The core approach intersects peak coordinates with a gene model or transcript annotation (TxDb/GTF/BED) and assigns each peak to a feature category. In R, ChIPseeker::annotatePeak uses a TxDb object to return feature annotations and offers quick visualizations. On the command line, bedtools intersect pairs peaks with pre-extracted feature BED files (3'UTR, CDS, intron, etc.). A Python pattern loads peak and annotation tables, performs interval joins, and collapses overlapping feature matches into a primary category per peak.

When to use it

  • Characterizing transcript regions targeted by an RBP after peak calling
  • Generating counts of peaks per feature class for publication or QC
  • Extracting subsets of peaks in UTRs or CDS for motif discovery
  • Creating input files for downstream differential binding or enrichment testing
  • Comparing binding profiles across conditions or RBPs

Best practices

  • Match genome assemblies between peaks and annotation (e.g., hg38 peaks with hg38 TxDb/GTF)
  • Pre-process gene models into non-overlapping feature BED files or use a consistent prioritization order (e.g., CDS > UTR > intron)
  • Report how multi-feature overlaps are resolved (first hit, longest overlap, or hierarchical rules)
  • Verify tool versions (bedtools, pandas, ChIPseeker) and adapt code to the installed API
  • Validate results with a small subset visually (IGV) to confirm annotations

Example use cases

  • Run ChIPseeker::annotatePeak on hg38 TxDb to produce a pie chart of feature distribution for an RBP replicate
  • Use bedtools intersect to create a BED file of peaks overlapping 3'UTRs and feed that to motif-finding software
  • Write a Python script that annotates peaks with GTF-derived features, collapses multi-feature hits by priority, and outputs a summary table
  • Compare intron versus 3'UTR binding between control and knockdown samples to infer regulatory shifts
  • Filter peaks to ncRNA annotations to investigate noncoding transcript targeting

FAQ

How do I handle peaks overlapping multiple features?

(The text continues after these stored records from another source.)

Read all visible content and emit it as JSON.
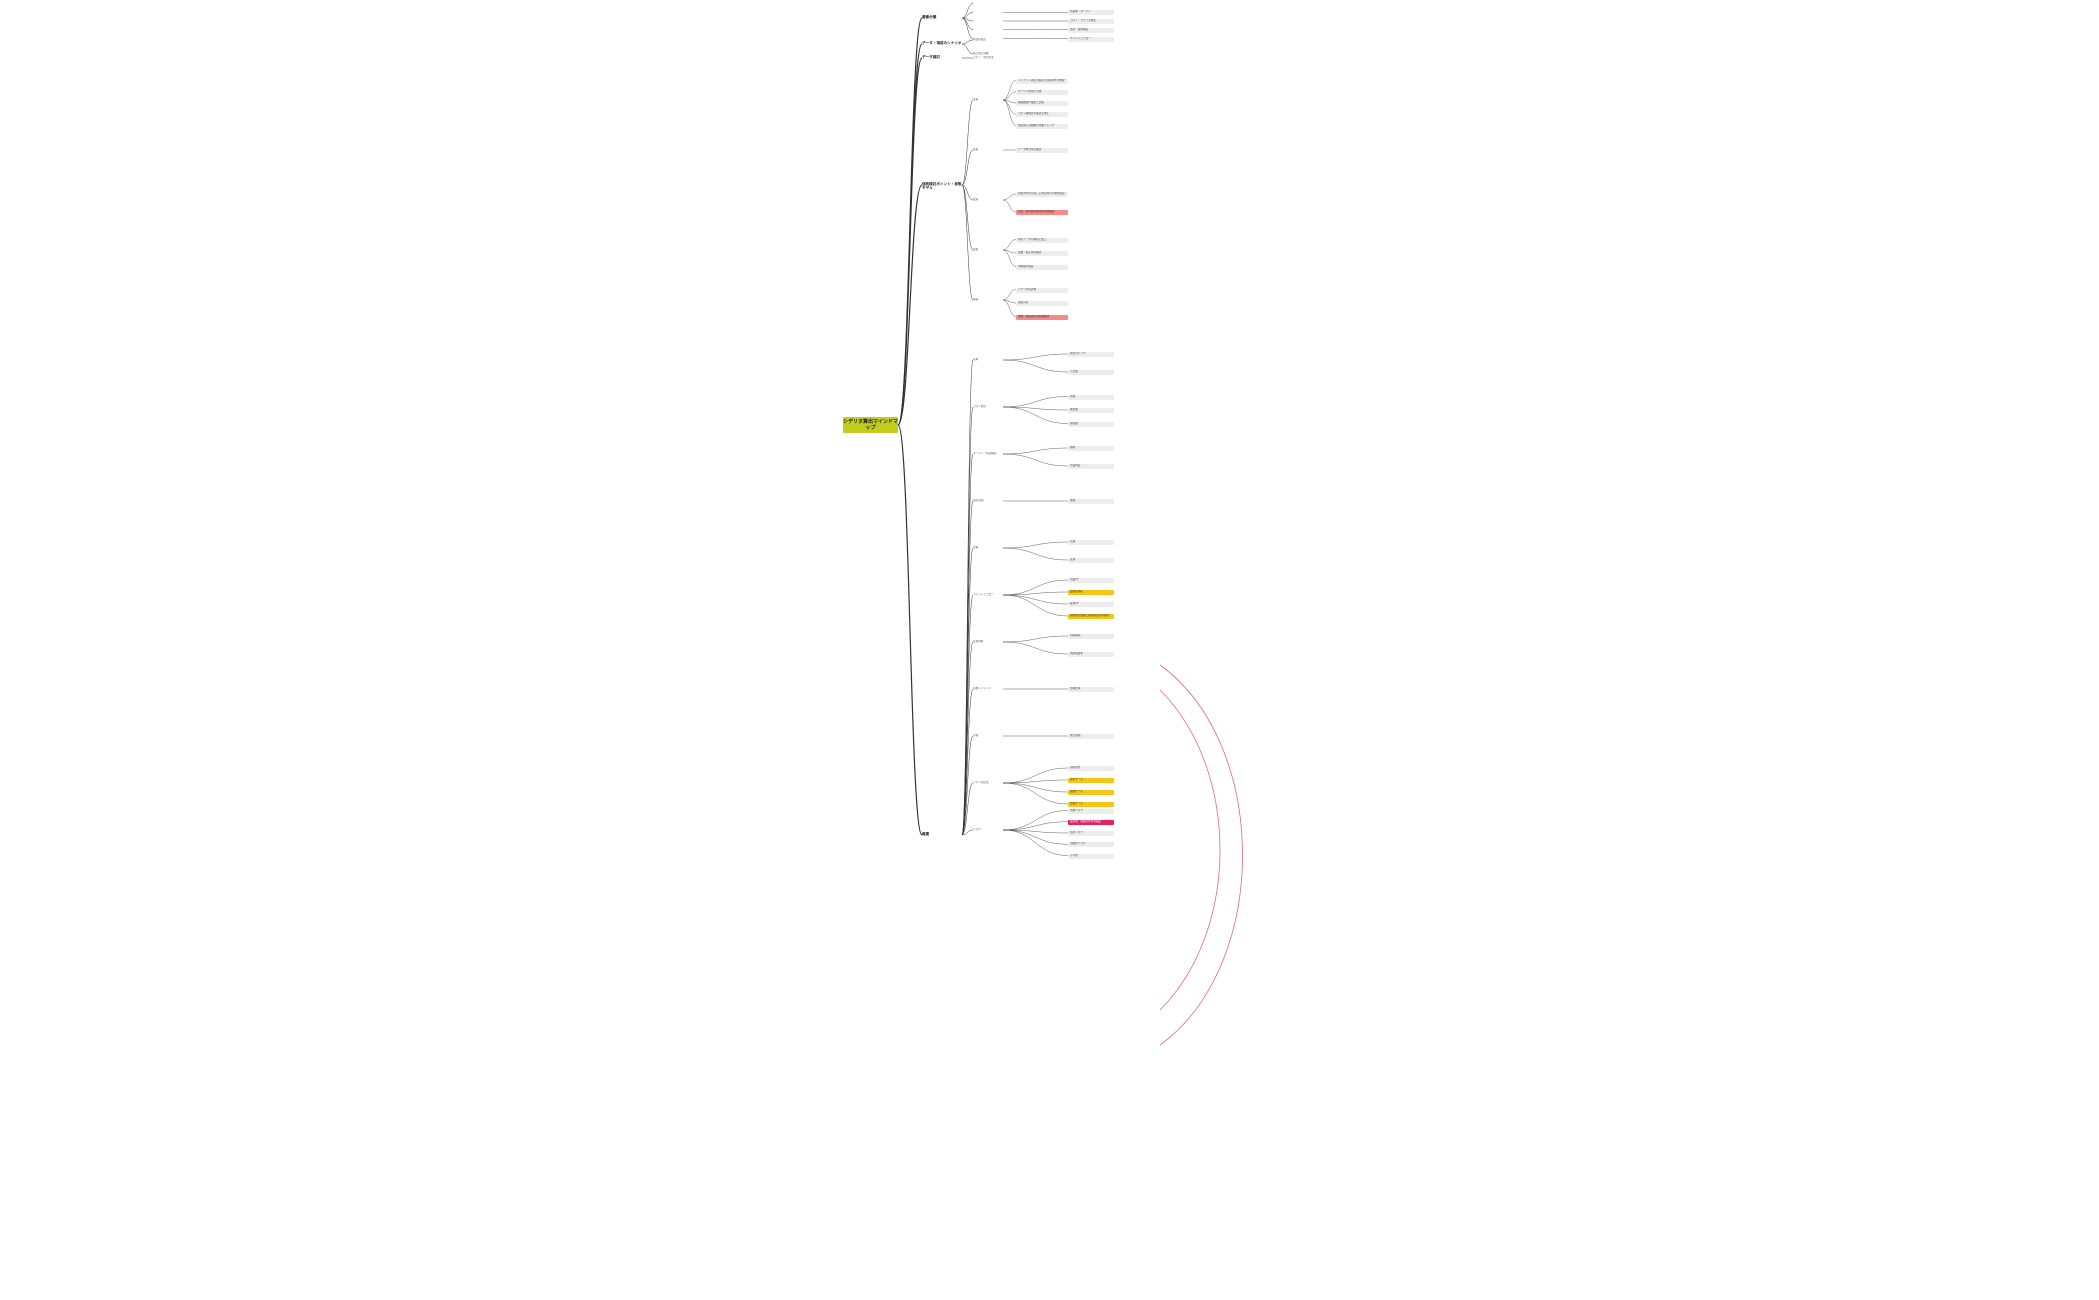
{
  "root": {
    "label": "シデリタ算出マインドマップ"
  },
  "colors": {
    "line": "#333333",
    "root_bg": "#c3cd1e",
    "highlight_yellow": "#f5c518",
    "highlight_red": "#f48a8a",
    "highlight_crimson": "#e0245e",
    "relationship": "#e06a80"
  },
  "branches": [
    {
      "label": "要素分類",
      "children": [
        {
          "label": "-"
        },
        {
          "label": "-",
          "children": [
            {
              "label": "利益率・マージン"
            }
          ]
        },
        {
          "label": "-",
          "children": [
            {
              "label": "コスト・プライス算出"
            }
          ]
        },
        {
          "label": "-",
          "children": [
            {
              "label": "資産・負債構造"
            }
          ]
        },
        {
          "label": "-",
          "children": [
            {
              "label": "キャッシュフロー"
            }
          ]
        }
      ]
    },
    {
      "label": "データ・項目のシナリオ",
      "children": [
        {
          "label": "項目別設定"
        },
        {
          "label": "補正値と係数"
        }
      ]
    },
    {
      "label": "データ検討",
      "children": [
        {
          "label": "コスト・算出方法"
        }
      ]
    },
    {
      "label": "個別検討ポイント・参照モデル",
      "children": [
        {
          "label": "要素",
          "children": [
            {
              "label": "インプット項目の確認と前提条件の整理"
            },
            {
              "label": "マージン算出の手順"
            },
            {
              "label": "関連数値の抽出と比較"
            },
            {
              "label": "コスト構成比の確認と修正"
            },
            {
              "label": "想定値と実績値の乖離チェック"
            }
          ]
        },
        {
          "label": "要素",
          "children": [
            {
              "label": "データ整合性の確認"
            }
          ]
        },
        {
          "label": "要素",
          "children": [
            {
              "label": "前提条件の見直しと再計算の手順を確認"
            },
            {
              "label": "注意：異常値の検出時は再確認",
              "style": "red"
            }
          ]
        },
        {
          "label": "要素",
          "children": [
            {
              "label": "参照データの取得と加工"
            },
            {
              "label": "係数・補正値の確認"
            },
            {
              "label": "中間値の検証"
            }
          ]
        },
        {
          "label": "関連",
          "children": [
            {
              "label": "シナリオ別試算"
            },
            {
              "label": "感度分析"
            },
            {
              "label": "重要：前提崩れの影響範囲",
              "style": "red"
            }
          ]
        }
      ]
    },
    {
      "label": "概要",
      "children": [
        {
          "label": "基本",
          "children": [
            {
              "label": "算出ロジック"
            },
            {
              "label": "入力値"
            }
          ]
        },
        {
          "label": "コスト算出",
          "children": [
            {
              "label": "原価"
            },
            {
              "label": "販管費"
            },
            {
              "label": "間接費"
            }
          ]
        },
        {
          "label": "マージン・利益構造",
          "children": [
            {
              "label": "粗利"
            },
            {
              "label": "営業利益"
            }
          ]
        },
        {
          "label": "資産評価",
          "children": [
            {
              "label": "簿価"
            }
          ]
        },
        {
          "label": "負債",
          "children": [
            {
              "label": "短期"
            },
            {
              "label": "長期"
            }
          ]
        },
        {
          "label": "キャッシュフロー",
          "children": [
            {
              "label": "営業CF"
            },
            {
              "label": "要確認項目",
              "style": "yellow"
            },
            {
              "label": "投資CF"
            },
            {
              "label": "調整後の数値と関連項目の再評価",
              "style": "yellow"
            }
          ]
        },
        {
          "label": "投資判断",
          "children": [
            {
              "label": "回収期間"
            },
            {
              "label": "内部収益率"
            }
          ]
        },
        {
          "label": "財務レバレッジ",
          "children": [
            {
              "label": "負債比率"
            }
          ]
        },
        {
          "label": "評価",
          "children": [
            {
              "label": "総合評価"
            }
          ]
        },
        {
          "label": "シナリオ比較",
          "children": [
            {
              "label": "前提条件"
            },
            {
              "label": "基準ケース",
              "style": "yellow"
            },
            {
              "label": "楽観ケース",
              "style": "yellow"
            },
            {
              "label": "悲観ケース",
              "style": "yellow"
            }
          ]
        },
        {
          "label": "リスク",
          "children": [
            {
              "label": "市場リスク"
            },
            {
              "label": "最重要：前提条件の再検証",
              "style": "crimson"
            },
            {
              "label": "信用リスク"
            },
            {
              "label": "流動性リスク"
            },
            {
              "label": "その他"
            }
          ]
        }
      ]
    }
  ]
}
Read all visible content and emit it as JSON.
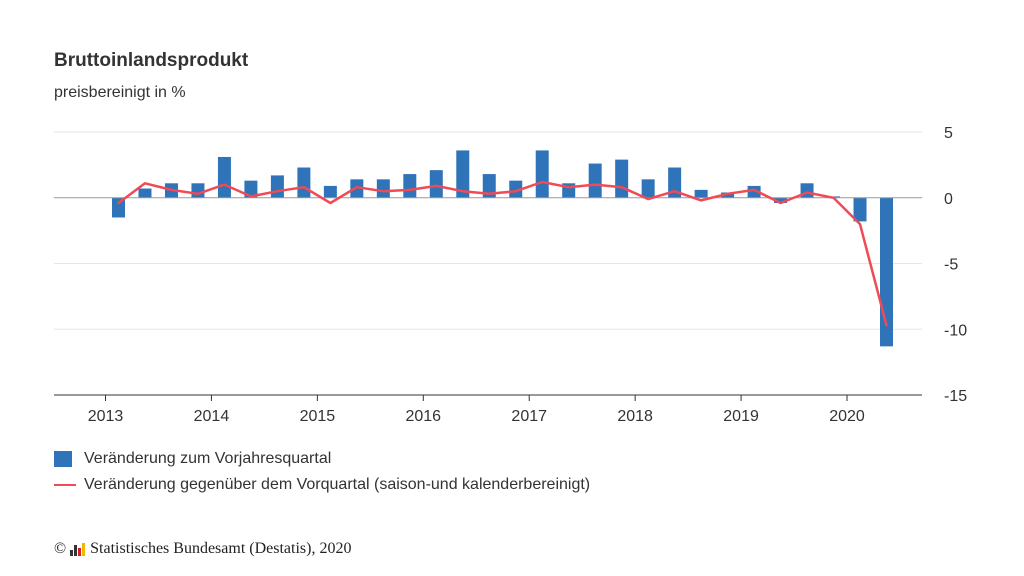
{
  "header": {
    "title": "Bruttoinlandsprodukt",
    "subtitle": "preisbereinigt in %"
  },
  "legend": {
    "bars_label": "Veränderung zum Vorjahresquartal",
    "line_label": "Veränderung gegenüber dem Vorquartal (saison-und kalenderbereinigt)"
  },
  "footer": {
    "copyright_symbol": "©",
    "source": "Statistisches Bundesamt (Destatis), 2020"
  },
  "colors": {
    "bars": "#2f74b8",
    "line": "#ef4a55",
    "zero_line": "#999999",
    "grid": "#e6e6e6",
    "axis": "#333333"
  },
  "chart_data": {
    "type": "bar",
    "y_ticks": [
      5,
      0,
      -5,
      -10,
      -15
    ],
    "ylim": [
      -15,
      5
    ],
    "x_ticks": [
      "2013",
      "2014",
      "2015",
      "2016",
      "2017",
      "2018",
      "2019",
      "2020"
    ],
    "grid": true,
    "legend_position": "bottom-left",
    "series": [
      {
        "name": "Veränderung zum Vorjahresquartal",
        "type": "bar",
        "values": [
          -1.5,
          0.7,
          1.1,
          1.1,
          3.1,
          1.3,
          1.7,
          2.3,
          0.9,
          1.4,
          1.4,
          1.8,
          2.1,
          3.6,
          1.8,
          1.3,
          3.6,
          1.1,
          2.6,
          2.9,
          1.4,
          2.3,
          0.6,
          0.4,
          0.9,
          -0.4,
          1.1,
          0.1,
          -1.8,
          -11.3
        ]
      },
      {
        "name": "Veränderung gegenüber dem Vorquartal (saison-und kalenderbereinigt)",
        "type": "line",
        "values": [
          -0.4,
          1.1,
          0.6,
          0.3,
          1.0,
          0.1,
          0.5,
          0.8,
          -0.4,
          0.8,
          0.5,
          0.6,
          0.9,
          0.5,
          0.3,
          0.5,
          1.2,
          0.8,
          1.0,
          0.8,
          -0.1,
          0.5,
          -0.2,
          0.3,
          0.6,
          -0.4,
          0.4,
          0.0,
          -2.0,
          -9.7
        ]
      }
    ]
  }
}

Choose a consistent resolution rule: hierarchical priority (e.g., CDS > UTR > intron), longest-overlap assignment, or report multi-labels. Document the rule and use it throughout analyses.

Which annotation source should I use?

Prefer an annotation matched to your reference genome (TxDb for R, GTF from Ensembl/GENCODE). For reproducibility, record the annotation version and source.